With mom and I going away, dad almost cancelled the newspaper subscriptioni but changed his mind at the last minute. I didn't care either way since I could always look it up online, and I mainly read it for the sports pages anyway. They don't even have Frys ads, which was the main reason I got the paper in San Diego. I needed some reading material for the long flight, and I wanted to see the local reaction to the Lakers' gag job in San Antonio, so I picked up a copy of the LA Times (along with Guns, Germs, and Steel, but that'll probably have to wait until the return flight). Boy it's nice to see some real journalism in action, without the whiff of East Coast pretention that comes with the NY Times and Wall Street Journal, and minus the Beltway navel-gazing of the Washington Post.
Starting on the front page, I love Column One's series of feature articles. Cool to see some investigative writing on original topics featured at the top. Makes the paper stand out as something more than barely-modified AP stories on spoon-fed talking points. Today's article wasn't one of the best, though. Just another beautiful natural spot being choked to death by nearby suburban development. The twist is that the oxygen-sucking plankton blooms and the resulting fish kills are mostly invisible from the shore. The home-owners still have their breath-taking views even as their leaking septic tanks feed the deadly plankton. They have to do something before it's too late, but there have to be studies, and the counties are broke, blah blah blah. Booooring. Lots of coverage on the Iraqi prisoner-abuse. "In effect, we produced a commercial against ourselves." That about sums it up.
A cool little piece about E-Loan's offer to loan applicants: Have their home-equity loan processed in the US in 12 days, or have it done in India in 10? So far, 85.6% of 14,329 applicants want the paperwork done two days faster. No cost difference, just a shorter path to hocking their houses for some quick cash. BTW, the reason why outsourced applications go faster is because the Indian and US workers can work around the clock, thanks to the time difference. The sad story is at the bottom, about a middle-class African-American family who stuck it out in South Central for twenty years in the face of a deteriorating neighborhood. They'd finally given up and had decided to move out after their daughter graduated from high school, only to have their innocent son killed in some random gang-banging crossfire.

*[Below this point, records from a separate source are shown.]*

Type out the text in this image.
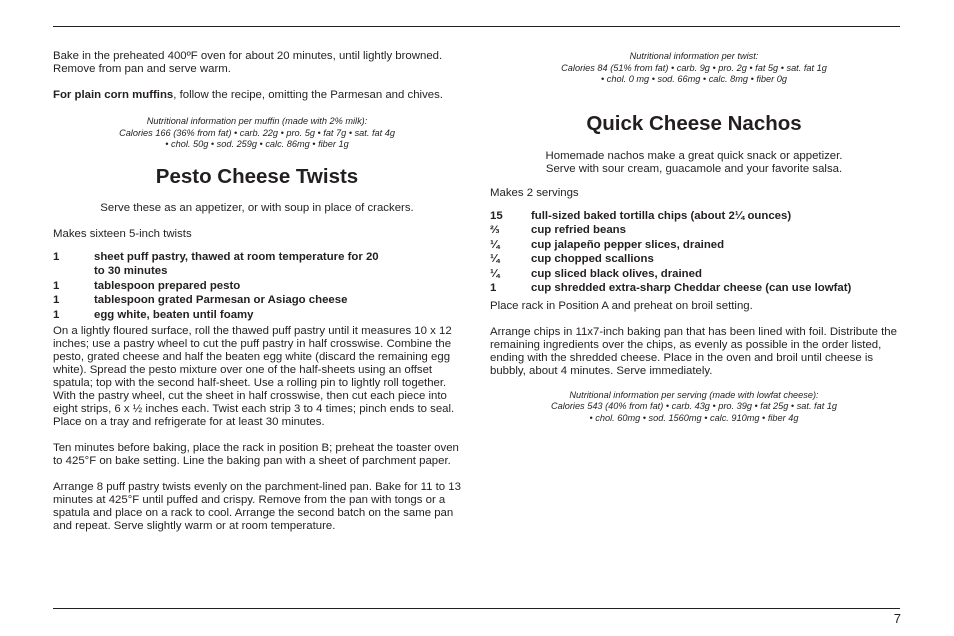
Bake in the preheated 400ºF oven for about 20 minutes, until lightly browned. Remove from pan and serve warm.

For plain corn muffins, follow the recipe, omitting the Parmesan and chives.

Nutritional information per muffin (made with 2% milk):

Calories 166 (36% from fat) • carb. 22g • pro. 5g • fat 7g • sat. fat 4g

• chol. 50g • sod. 259g • calc. 86mg • fiber 1g

Pesto Cheese Twists

Serve these as an appetizer, or with soup in place of crackers.

Makes sixteen 5-inch twists

1	sheet puff pastry, thawed at room temperature for 20 to 30 minutes
1	tablespoon prepared pesto
1	tablespoon grated Parmesan or Asiago cheese
1	egg white, beaten until foamy

On a lightly floured surface, roll the thawed puff pastry until it measures 10 x 12 inches; use a pastry wheel to cut the puff pastry in half crosswise. Combine the pesto, grated cheese and half the beaten egg white (discard the remaining egg white). Spread the pesto mixture over one of the half-sheets using an offset spatula; top with the second half-sheet. Use a rolling pin to lightly roll together. With the pastry wheel, cut the sheet in half crosswise, then cut each piece into eight strips, 6 x ½ inches each. Twist each strip 3 to 4 times; pinch ends to seal. Place on a tray and refrigerate for at least 30 minutes.

Ten minutes before baking, place the rack in position B; preheat the toaster oven to 425°F on bake setting. Line the baking pan with a sheet of parchment paper.

Arrange 8 puff pastry twists evenly on the parchment-lined pan. Bake for 11 to 13 minutes at 425°F until puffed and crispy. Remove from the pan with tongs or a spatula and place on a rack to cool. Arrange the second batch on the same pan and repeat. Serve slightly warm or at room temperature.

Nutritional information per twist:

Calories 84 (51% from fat) • carb. 9g • pro. 2g • fat 5g • sat. fat 1g

• chol. 0 mg • sod. 66mg • calc. 8mg • fiber 0g

Quick Cheese Nachos

Homemade nachos make a great quick snack or appetizer.

Serve with sour cream, guacamole and your favorite salsa.

Makes 2 servings

15	full-sized baked tortilla chips (about 2¼ ounces)
⅔	cup refried beans
¼	cup jalapeño pepper slices, drained
¼	cup chopped scallions
¼	cup sliced black olives, drained
1	cup shredded extra-sharp Cheddar cheese (can use lowfat)

Place rack in Position A and preheat on broil setting.

Arrange chips in 11x7-inch baking pan that has been lined with foil. Distribute the remaining ingredients over the chips, as evenly as possible in the order listed, ending with the shredded cheese. Place in the oven and broil until cheese is bubbly, about 4 minutes. Serve immediately.

Nutritional information per serving (made with lowfat cheese):

Calories 543 (40% from fat) • carb. 43g • pro. 39g • fat 25g • sat. fat 1g

• chol. 60mg • sod. 1560mg • calc. 910mg • fiber 4g

7
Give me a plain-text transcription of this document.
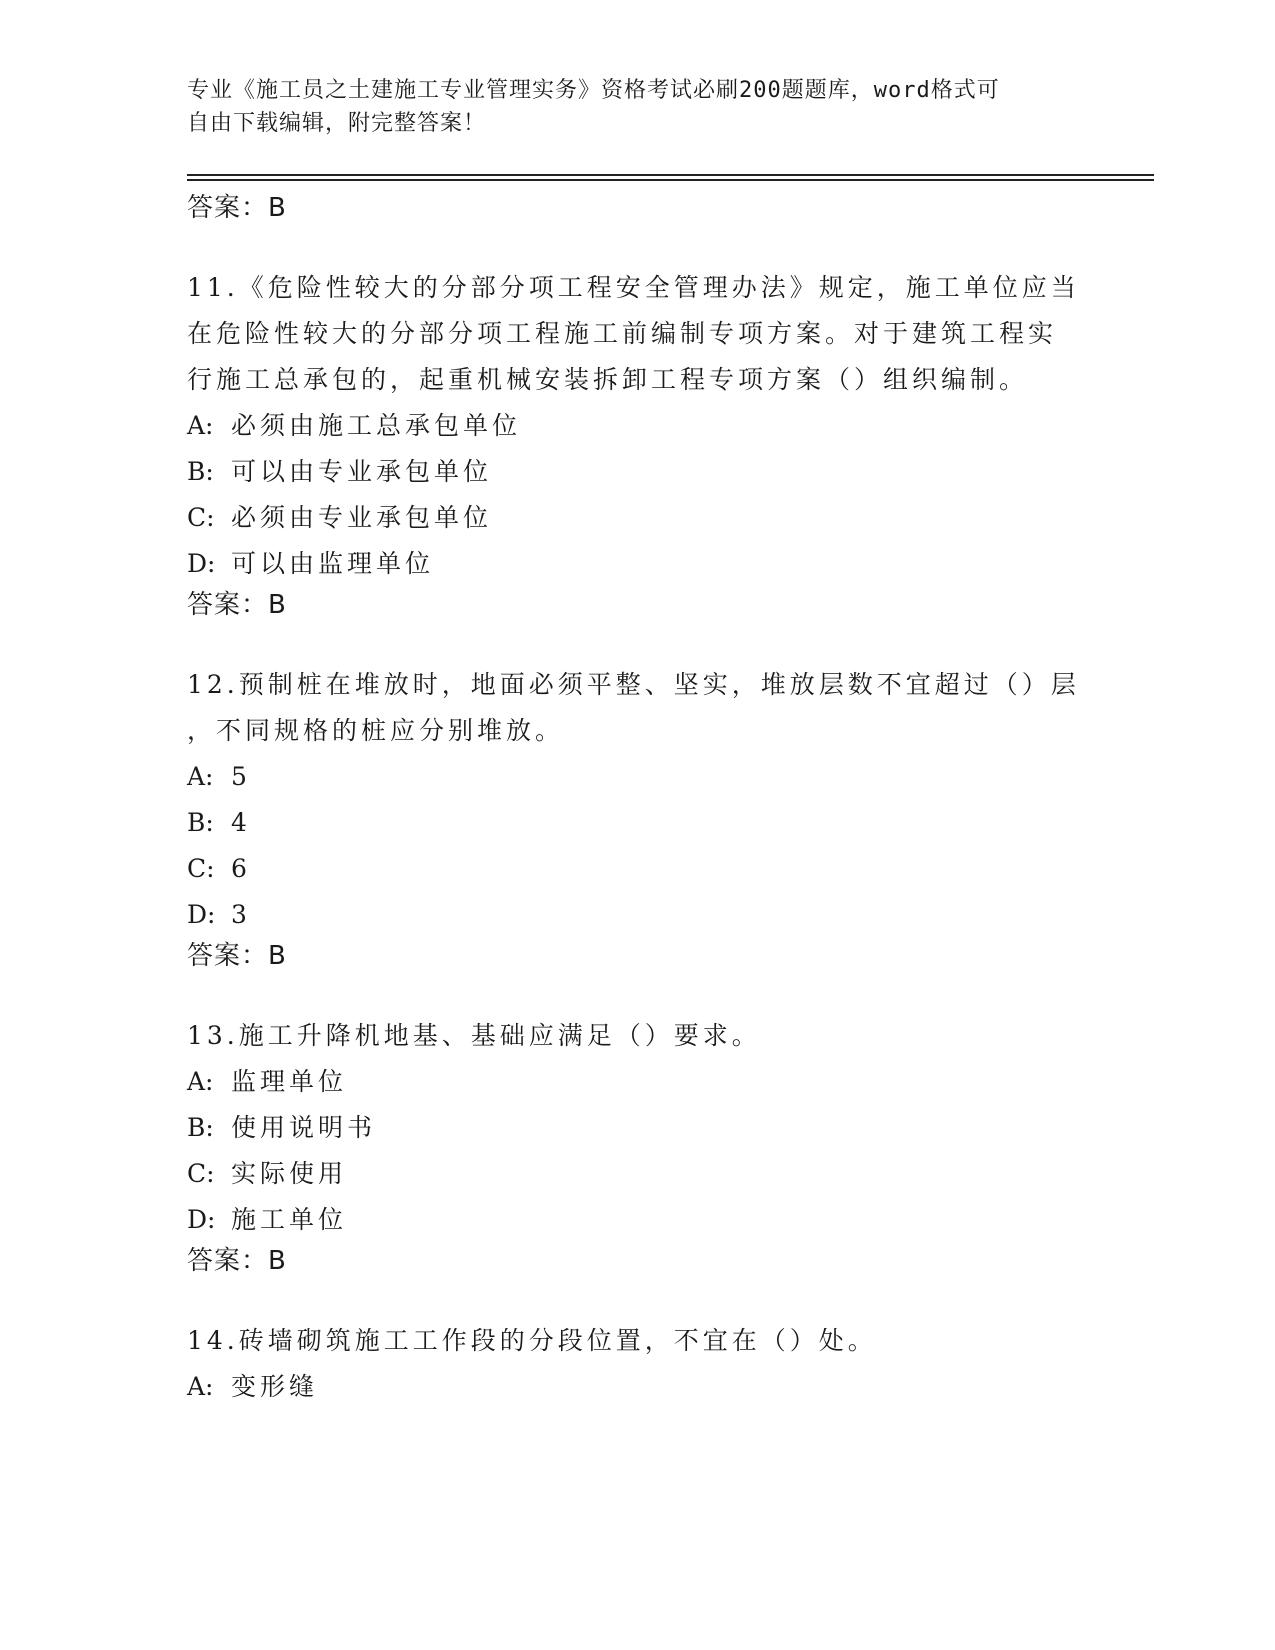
专业《施工员之土建施工专业管理实务》资格考试必刷200题题库，word格式可
自由下载编辑，附完整答案！
答案：B
11.《危险性较大的分部分项工程安全管理办法》规定，施工单位应当
在危险性较大的分部分项工程施工前编制专项方案。对于建筑工程实
行施工总承包的，起重机械安装拆卸工程专项方案（）组织编制。
A: 必须由施工总承包单位
B: 可以由专业承包单位
C: 必须由专业承包单位
D: 可以由监理单位
答案：B
12.预制桩在堆放时，地面必须平整、坚实，堆放层数不宜超过（）层
，不同规格的桩应分别堆放。
A: 5
B: 4
C: 6
D: 3
答案：B
13.施工升降机地基、基础应满足（）要求。
A: 监理单位
B: 使用说明书
C: 实际使用
D: 施工单位
答案：B
14.砖墙砌筑施工工作段的分段位置，不宜在（）处。
A: 变形缝
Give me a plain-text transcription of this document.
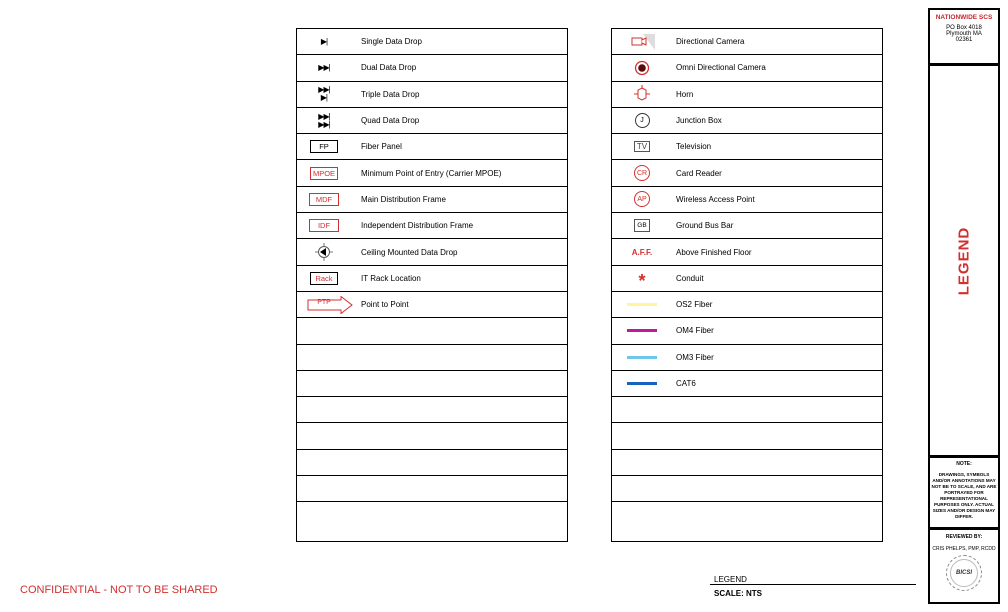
▶|	Single Data Drop
▶▶|	Dual Data Drop
▶▶|
▶|	Triple Data Drop
▶▶|
▶▶|	Quad Data Drop
FP	Fiber Panel
MPOE	Minimum Point of Entry (Carrier MPOE)
MDF	Main Distribution Frame
IDF	Independent Distribution Frame
Ceiling Mounted Data Drop
Rack	IT Rack Location
PTP	Point to Point
Directional Camera
Omni Directional Camera
Horn
J	Junction Box
TV	Television
CR	Card Reader
AP	Wireless Access Point
GB	Ground Bus Bar
A.F.F.	Above Finished Floor
*	Conduit
OS2 Fiber
OM4 Fiber
OM3 Fiber
CAT6
CONFIDENTIAL - NOT TO BE SHARED
LEGEND
SCALE: NTS
NATIONWIDE SCS
PO Box 4018
Plymouth MA
02361
LEGEND
NOTE:
DRAWINGS, SYMBOLS AND/OR ANNOTATIONS MAY NOT BE TO SCALE, AND ARE PORTRAYED FOR REPRESENTATIONAL PURPOSES ONLY. ACTUAL SIZES AND/OR DESIGN MAY DIFFER.
REVIEWED BY:
CRIS PHELPS, PMP, RCDD
BICSI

"African Americans in my opinion are going to be marginalized, and that will be a horrible thing," Rodney Murray said. "They will be pushed further and further out, pushed into the margins, pushed into prisons and all the places people don't want to see."
He said he still believes in the same ideals, but "you get tired of being the only ones to fight."
"It is over," he said. "We have lost."
Entertainment news dominate the Business section. An article about the end of Friends and its effect on movie advertising, Sony-MGM buyout speculations, and coverage of the Studios-versus-Writers' Guild negotiations. My favorite bit is the story about Toyota outselling long-time leaders Ford and Chevy among Latinos in the first quarter. In fact, its 15.5% share among Latinos exceeded its overall market share. Not surprising that Toyota does the best out of the foreign brands, since it has the best truck lineup, which is a huge-seller to Latinos. Good to see them achieving the American Dream. Save money to buy a house, and ditching American cars.
Plenty of ink spilled excoriating the Lakers for their lackluster play vs. the Spurs. From the opening paragraph you could tell it's not some cub reporter phoning it in.
After 12 months spent untangling their profound heartache from their boundless hope, the Lakers trudged from the same locker room, in the same playoff series, lugging the same deficit.
Nearing the end of a year in which they clung to Kobe Bryant and propped him up, in which they turned to Karl Malone and Gary Payton and now have half turned away, the Lakers changed everything, and then nothing.
That's was even before the columnists got started. Yikes. The baseball beat writers were not so poetic. Hey, you gotta pace yourself over a long season. Sucks that Weaver pitched seven strong innings and didn't get a W, but he's helping to dig us out of the ERA/WHIP hole, which is just as valuable in the standings. And it just wouldn't be summer without a Dave Roberts hamstring injury, and just as we were about to break away into the stolen base lead, too.
The Weekend Calendar section really shows off the manic and diverse energy that makes LA actually seem attractive once in a while. There's lots of cool-sounding rock acts, nutty gay theater ("So is Varla's phenomenal vocal endowment, which merges Dame Joan Sutherland, Jayne Mansfield, Jo Stafford, and a demented oboe."), and a photo exhibition featuring middle-aged men who live with their mothers. A short little interview itht he Dodger Stadium organist ("Ever get sick of Take Me Out To The Ballgame?" "You'd think I would. But actually I don't"), and the cover story is about the rise of video game music, highlighted by the LA Philharmonic concert featuring the music of Nobuo Uematsu, i.e. music from the Final Fantasy series. The show sold out Disney Hall in a day (2256 seats), and damn it if I wouldn't have minded checking it out, even though I never got into Final Fantasy (never had the patience). Maybe I'll pick up cheap but legally questionable soundtrack CDs while in Taiwan.